Most skiers learn on their own or from a friend. They take natural movements that they use everyday and apply them to skiing. But skiing is not intuitive, the moves needed for skiing are opposite natural movements. Golfing legend Bobby Jones said, when a person gets ready to hit a golf ball every instinct they have will be wrong, and this is even more true in skiing.
Our approach to teaching teaches people how to replace their natural moves with "Ski MovesTM"
Here are the natural moves- Video
1- Leaning back
2- Rotating- turning the upper body in the direction of the turn
3- Banking- leaning inside the whole turn
Leaning back- When not wearing skis, people standing on a slope naturally lean back to keep their back vertical. This is because their feet are too short to stand in an athletic stance perpendicular to the hill and not fall forward. Leaning back can be done at the ankles and waist. But skiers also naturally tend to flex their knees. In skiing this can be too soon, too fast, and too far relative to their ankles which puts them on the back of their skis.

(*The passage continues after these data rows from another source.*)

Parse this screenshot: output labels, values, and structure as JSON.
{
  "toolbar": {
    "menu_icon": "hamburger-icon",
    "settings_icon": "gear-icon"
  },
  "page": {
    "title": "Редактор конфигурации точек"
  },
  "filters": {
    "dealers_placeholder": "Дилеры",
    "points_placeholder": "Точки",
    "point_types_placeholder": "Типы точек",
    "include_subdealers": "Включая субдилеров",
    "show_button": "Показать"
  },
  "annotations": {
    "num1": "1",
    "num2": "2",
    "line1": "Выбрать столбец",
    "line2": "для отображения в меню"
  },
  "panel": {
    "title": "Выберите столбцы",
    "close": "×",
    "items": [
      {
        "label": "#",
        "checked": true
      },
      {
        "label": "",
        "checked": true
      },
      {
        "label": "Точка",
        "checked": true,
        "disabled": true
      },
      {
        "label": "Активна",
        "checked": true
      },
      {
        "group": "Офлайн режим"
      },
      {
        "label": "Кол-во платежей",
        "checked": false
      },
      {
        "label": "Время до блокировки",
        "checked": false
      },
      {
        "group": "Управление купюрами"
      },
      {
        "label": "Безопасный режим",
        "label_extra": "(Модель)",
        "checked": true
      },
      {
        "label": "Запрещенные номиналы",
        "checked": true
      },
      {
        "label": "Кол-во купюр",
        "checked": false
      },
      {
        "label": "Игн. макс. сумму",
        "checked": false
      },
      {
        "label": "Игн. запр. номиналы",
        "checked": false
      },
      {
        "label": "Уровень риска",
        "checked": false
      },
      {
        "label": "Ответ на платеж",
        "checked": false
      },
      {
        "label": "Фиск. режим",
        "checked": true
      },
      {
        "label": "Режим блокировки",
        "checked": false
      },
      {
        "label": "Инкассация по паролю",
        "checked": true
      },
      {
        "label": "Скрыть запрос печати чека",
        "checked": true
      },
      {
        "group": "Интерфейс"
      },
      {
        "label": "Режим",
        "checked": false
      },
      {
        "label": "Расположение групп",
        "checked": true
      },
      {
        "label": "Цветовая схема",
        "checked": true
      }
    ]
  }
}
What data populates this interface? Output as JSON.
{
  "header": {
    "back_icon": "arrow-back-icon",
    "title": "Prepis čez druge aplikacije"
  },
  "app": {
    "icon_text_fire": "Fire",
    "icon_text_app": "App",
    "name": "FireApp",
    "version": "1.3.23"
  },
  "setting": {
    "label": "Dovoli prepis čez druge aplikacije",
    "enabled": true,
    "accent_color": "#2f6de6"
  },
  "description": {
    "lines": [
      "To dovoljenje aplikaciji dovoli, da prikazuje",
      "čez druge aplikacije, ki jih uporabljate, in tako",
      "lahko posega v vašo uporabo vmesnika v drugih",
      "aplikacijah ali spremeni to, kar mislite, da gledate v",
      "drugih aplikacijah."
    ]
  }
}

Even on a flat surface, if people flex just the ankles without skis on they will fall forward, so it is hard to flex just the ankles. Skiers will also lean back: out of fear, because their feet can move ahead first before their body when starting, and boots can restrict ankle flex forward. Leaning back is the most common natural movement in skiing and causes most people to ski more on the back their skis. This is an instinct that all skiers have to continuously deal with, especially as as things get more challenging.
Rotating- People naturally turn their upper body before their feet when walking, and they move this same way when skiing. Skiers have an even greater tendency to rotate when they are back and not using the front of their skis to help start the turn. Rotation reduces edging, and moves the upper body inside the turn rather than keeping it moving into the next turn.

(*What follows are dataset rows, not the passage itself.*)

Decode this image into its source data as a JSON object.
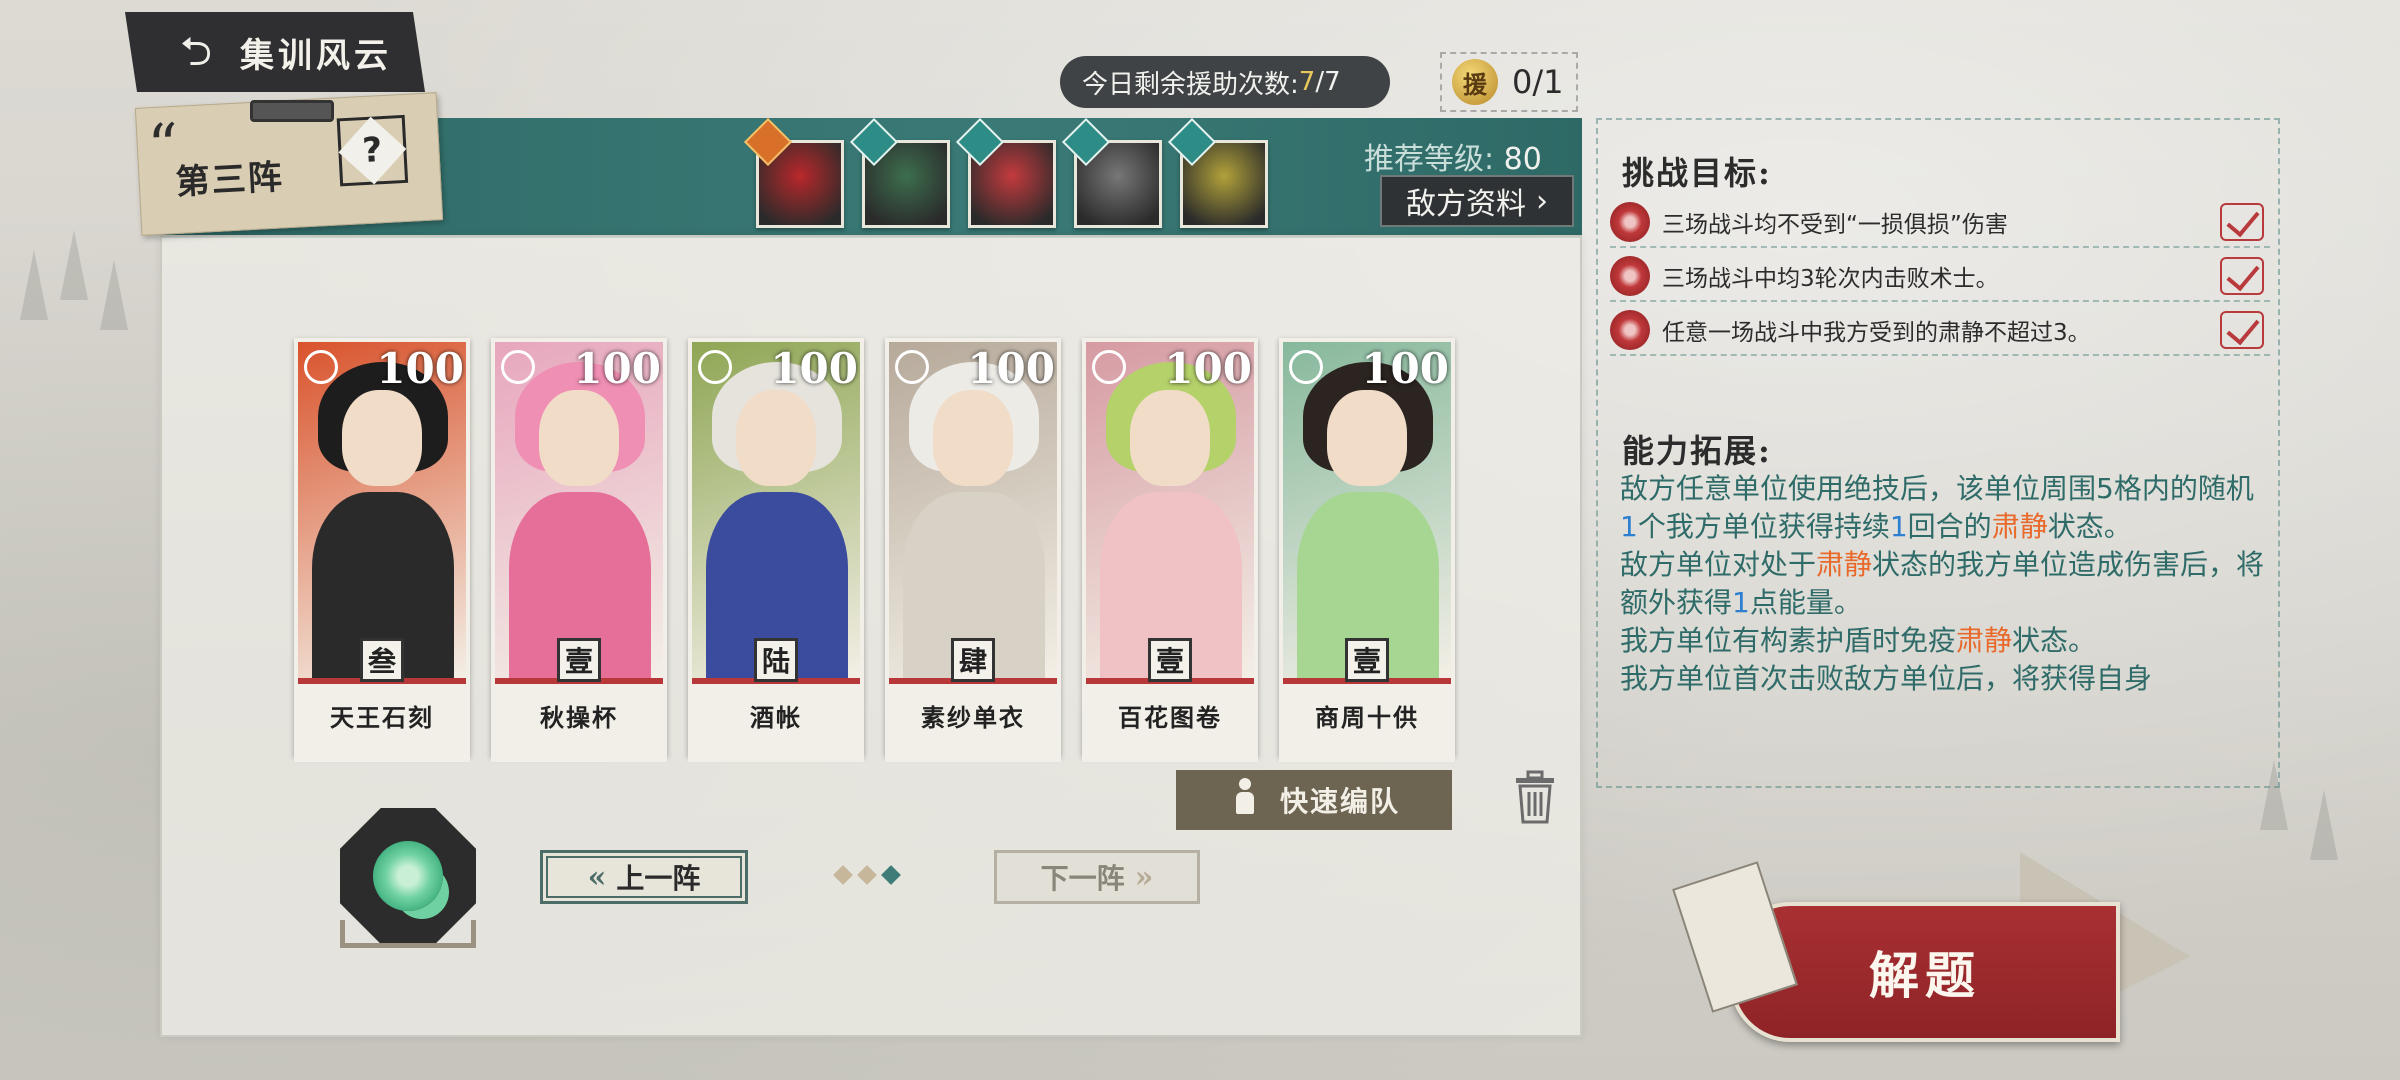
{
  "header": {
    "back_title": "集训风云"
  },
  "assist": {
    "label": "今日剩余援助次数: ",
    "current": "7",
    "total": "/7",
    "icon_glyph": "援",
    "count": "0/1"
  },
  "formation": {
    "label": "第三阵",
    "unknown_glyph": "?"
  },
  "enemies": [
    {
      "name": "boss-enemy",
      "boss": true,
      "color": "#b8282b"
    },
    {
      "name": "enemy-2",
      "boss": false,
      "color": "#3d6e4e"
    },
    {
      "name": "enemy-3",
      "boss": false,
      "color": "#c33a3e"
    },
    {
      "name": "enemy-4",
      "boss": false,
      "color": "#777777"
    },
    {
      "name": "enemy-5",
      "boss": false,
      "color": "#b1a23a"
    }
  ],
  "recommend": {
    "label": "推荐等级: ",
    "level": "80"
  },
  "enemy_info_button": "敌方资料",
  "units": [
    {
      "name": "天王石刻",
      "level": "100",
      "tier": "叁",
      "art_bg": "#d9532c",
      "hair": "#1d1d1d",
      "body": "#2a2a2a"
    },
    {
      "name": "秋操杯",
      "level": "100",
      "tier": "壹",
      "art_bg": "#e7a6bd",
      "hair": "#f08fb4",
      "body": "#e56f99"
    },
    {
      "name": "酒帐",
      "level": "100",
      "tier": "陆",
      "art_bg": "#8ea654",
      "hair": "#e5e3dc",
      "body": "#3b4b9d"
    },
    {
      "name": "素纱单衣",
      "level": "100",
      "tier": "肆",
      "art_bg": "#b6a99a",
      "hair": "#ecebe6",
      "body": "#d8d2c6"
    },
    {
      "name": "百花图卷",
      "level": "100",
      "tier": "壹",
      "art_bg": "#d69aa3",
      "hair": "#b5d16a",
      "body": "#f0c2c6"
    },
    {
      "name": "商周十供",
      "level": "100",
      "tier": "壹",
      "art_bg": "#86b89c",
      "hair": "#2b2420",
      "body": "#a6d691"
    }
  ],
  "quick_formation": "快速编队",
  "pager": {
    "prev": "上一阵",
    "next": "下一阵"
  },
  "objectives": {
    "title": "挑战目标:",
    "items": [
      "三场战斗均不受到“一损俱损”伤害",
      "三场战斗中均3轮次内击败术士。",
      "任意一场战斗中我方受到的肃静不超过3。"
    ]
  },
  "ability": {
    "title": "能力拓展:",
    "p1_a": "敌方任意单位使用绝技后，该单位周围5格内的随机",
    "p1_n1": "1",
    "p1_b": "个我方单位获得持续",
    "p1_n2": "1",
    "p1_c": "回合的",
    "p1_kw": "肃静",
    "p1_d": "状态。",
    "p2_a": "敌方单位对处于",
    "p2_kw": "肃静",
    "p2_b": "状态的我方单位造成伤害后，将额外获得",
    "p2_n": "1",
    "p2_c": "点能量。",
    "p3_a": "我方单位有构素护盾时免疫",
    "p3_kw": "肃静",
    "p3_b": "状态。",
    "p4": "我方单位首次击败敌方单位后，将获得自身"
  },
  "solve_button": "解题"
}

Banking- Once skiers rotate, their hip often moves forward with their shoulder which restricts the upper body from progressively tipping to the outside of the turn; this tipping is also called angulation. Progressively tipping: increases the edge angle, directs force more into the slope, and keeps the upper body moving toward the next turn.
So skiers will then lean inside the turn to edge their skis which is called banking. This is also how people naturally move against the forces of a turn when they are in a car or on a bike. Fear makes this an even stronger instinct on a steep slope.
Natural moves are reinforced by turn forces that push skiers back and inside the turn. As speeds increase, slopes get steeper, or heavier snow occurs, these forces increase.
It is very hard to change the way we naturally move without clear and consistent goals along with specific feedback. If the goals are always changing it will make this endless challenge even more difficult, and can cause frustration, confusion, and a sense that instruction does not help.
Stance is a big issue starting with beginners who will often drop their hands and lean back at the waist. They will often flex just their knees which moves their hips behind their heels. Some also flex back at the ankles or some combination of all of the above. It can be hard to physically position them statically on the slope because their instincts are so strong. When you ask them to put their hands up and forward they may lean back at the waist, or if you have them stand up so they don't look like they are sitting, they may lean back at the waist. An effective way to improve their stance is to have them keep their chest over the balls of their feet with their weight on the balls of their feet, not their heels.
When people use natural moves for years and they become habits that are even harder to change. Skiers can become very competent using the back of their skis, even up to the World Cup level. They may resist attempts to use the whole ski, and it can be very difficult to change the majority of people who have a limited time, budget, desire, or ability. But getting even a little more centered, will make it easier to work on changing the other natural movements.
The frequency, duration, intensity, and type of practice determine how much improvement skiers will make. Even once the natural moves have been replaced, they must be worked on so they do not return in more challenging situations. Without clear goals, even high level racers can revert to natural moves, especially rotation, after they retire if they free ski without a focus. Improving can become a fun challenge with clear goals and specific feedback.